Today marks the second anniversary of the worst terrorist attack in the history of the United States. The terrible nature of this crime will probably never be realized by all of us, but its consequences have affected the lives of every American citizen.
And I’m not speaking of the inconveniences to our everyday lives. Rather, how President Bush, responding to the fear inspired by the attacks, implemented misguided domestic and foreign policies that have made America a worse place than before that awful Tuesday.
The Patriot Act was passed just weeks after the Sept. 11 attacks, pushed through Congress by a White House that declared anyone who opposed the dismantling of our civil liberties “unpatriotic.” Now Bush and Co. want to pass “Patriot Act II,” a plan to give John Ashcroft more power to look at what books we’ve checked out or to read e-mails with no probable cause.
Bush pushed through an increase of his fiscally irresponsible tax cuts under the ruse of helping those who lost their jobs due to the Sept. 11 attacks.

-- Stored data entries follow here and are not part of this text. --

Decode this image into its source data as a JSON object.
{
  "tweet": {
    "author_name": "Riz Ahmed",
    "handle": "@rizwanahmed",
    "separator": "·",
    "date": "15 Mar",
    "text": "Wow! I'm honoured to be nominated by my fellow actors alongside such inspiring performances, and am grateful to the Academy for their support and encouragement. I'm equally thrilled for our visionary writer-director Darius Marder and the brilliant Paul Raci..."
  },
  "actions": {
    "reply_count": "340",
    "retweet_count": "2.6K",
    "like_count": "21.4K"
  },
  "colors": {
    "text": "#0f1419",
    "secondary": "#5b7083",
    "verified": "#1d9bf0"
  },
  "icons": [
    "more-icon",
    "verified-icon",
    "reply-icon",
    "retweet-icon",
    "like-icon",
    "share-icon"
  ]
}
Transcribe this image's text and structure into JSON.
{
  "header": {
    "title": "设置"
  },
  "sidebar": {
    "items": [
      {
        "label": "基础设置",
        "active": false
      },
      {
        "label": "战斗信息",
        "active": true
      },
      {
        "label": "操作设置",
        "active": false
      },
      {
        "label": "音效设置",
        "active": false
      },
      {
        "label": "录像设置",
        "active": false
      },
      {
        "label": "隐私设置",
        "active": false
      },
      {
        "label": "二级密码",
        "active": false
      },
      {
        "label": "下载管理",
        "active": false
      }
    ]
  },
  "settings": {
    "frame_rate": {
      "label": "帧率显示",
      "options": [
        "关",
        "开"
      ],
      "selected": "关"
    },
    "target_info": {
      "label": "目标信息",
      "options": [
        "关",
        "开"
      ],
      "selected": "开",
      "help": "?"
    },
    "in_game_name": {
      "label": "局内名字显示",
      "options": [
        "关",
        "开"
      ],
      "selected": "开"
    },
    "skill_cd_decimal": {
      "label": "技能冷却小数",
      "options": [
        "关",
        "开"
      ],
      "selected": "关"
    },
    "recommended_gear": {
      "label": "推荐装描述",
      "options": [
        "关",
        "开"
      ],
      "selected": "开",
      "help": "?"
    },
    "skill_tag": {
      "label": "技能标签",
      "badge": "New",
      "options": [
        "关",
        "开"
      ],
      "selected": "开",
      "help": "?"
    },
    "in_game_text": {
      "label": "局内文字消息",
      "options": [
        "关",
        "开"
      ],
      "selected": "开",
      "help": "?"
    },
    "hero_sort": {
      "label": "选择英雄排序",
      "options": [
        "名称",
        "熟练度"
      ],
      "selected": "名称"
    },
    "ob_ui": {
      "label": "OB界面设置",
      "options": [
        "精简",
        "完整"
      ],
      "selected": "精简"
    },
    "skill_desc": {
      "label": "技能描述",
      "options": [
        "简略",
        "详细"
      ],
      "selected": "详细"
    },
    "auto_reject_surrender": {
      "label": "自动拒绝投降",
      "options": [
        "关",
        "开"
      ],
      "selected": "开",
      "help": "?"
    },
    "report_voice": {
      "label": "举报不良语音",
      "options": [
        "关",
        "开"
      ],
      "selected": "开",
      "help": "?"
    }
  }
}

What it amounted to was a tax cut for rich folks, while average Americans got back a couple hundred dollars.
This is taking place in a country where tens of millions of its citizens are without health care and cannot afford to get sick. Prescription drugs are out of reach for many because their affordable generic versions are not allowed to be imported. Schools are falling apart, and many Americans can’t afford to go to college, even if they deserve to.
Bush and Co. have turned the “War on Terror” into something that resembles a Salem witch-hunt more than an effort to capture the people responsible for the Sept. 11 attacks. While we bombed Afghanistan into submission and then left, we never did capture Osama bin Laden, the man whom all the bombing was about. Now al-Qaida is again gaining strength in Afghanistan, taking advantage of America’s unfinished business.
And then they decided to invade Iraq, a decision that had nothing to do with capturing those responsible for Sept. 11. Supposedly, Iraq supported terrorists; no such connection has been proven. Further, Iraq was supposed to have weapons of mass destruction; no such weapons have been found.
Since Saddam Hussein was deposed, the situation in Iraq has been bogged down by Bush and Co.’s inability to formulate a post-“victory” plan. Almost everyday, a U.S. soldier is killed. And now, Bush is asking us to give him an $87 billion blank check without telling us how he will use this money.
At this point, it’s too late to totally withdraw from Iraq. But Bush needs to reconcile with those countries he has alienated and remove some of the burden of this conflict from the American people, many of whom can barely afford to help themselves, let alone the Iraqi people.
Those who died in New York, Pennsylvania and Washington, D.C. were the innocent victims of vicious and inhuman actions by a group whose only motive is to spread hate and fear. But our president should honor their memories by helping all Americans to live life to the fullest, not by continuing down his path of reckless and dangerous domestic and foreign policies.
Joe Roma is a senior majoring in political science.